I know this will not be the first time a place has commemorated being the victim of a violent action.

Interesting. Where in the video do you see this commemoration as framed around the city as victim?

“Interesting. Where in the video do you see this commemoration as framed around the city as victim?”

The video points out that 500 buildings were destroyed and 2000 people were left homeless. I would call that victimization. But in fairness, the program is being billed as “a living history portrayal of devastation and rebirth.”

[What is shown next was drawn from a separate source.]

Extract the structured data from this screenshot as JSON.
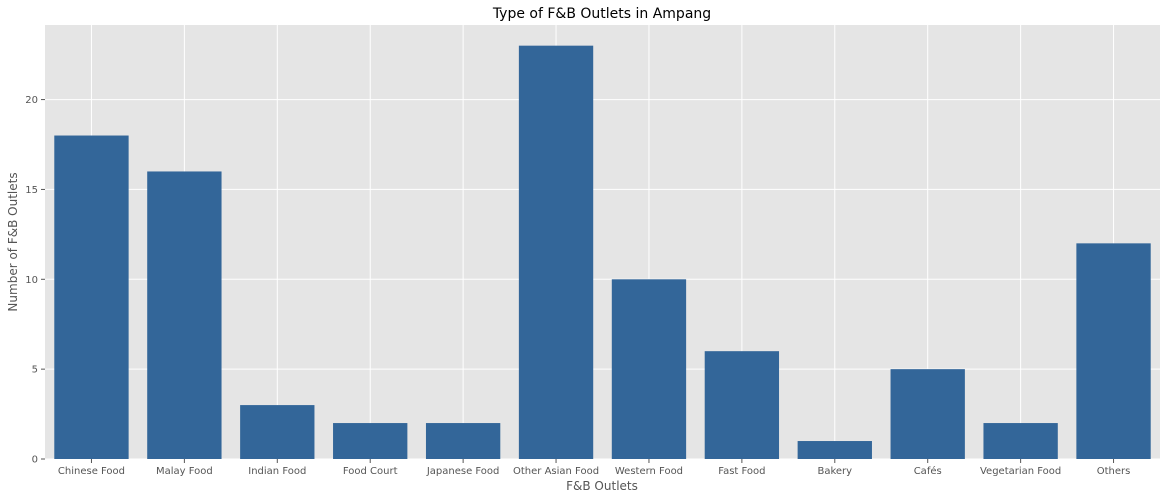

As I’ve pointed out to you before, I am a Civil War reenactor; though I don’t expect I will be attending this particular event, but not because I’m trying to boycott it. My point was just that I find it interesting that a place would celebrate the violent action that occurred against it. But I guess this goes back to the question of why reenact? Anyway, I hope the event is a good one; I hope attendees learn something about the war and I especially hope that people don’t walk away with an impression of McCausland and his Confederate soldiers as some sort of valiant, Robin Hood-wannabe saviors, as many have glorified the Confederacy.

Thanks for the follow up. I just don’t get the sense that the goal is to reinforce feelings of victimization. It would be interesting to know how many people can actually trace their histories to the Civil War era in Chambersburg. Looks like the city has found a creative way to highlight an important moment in its history.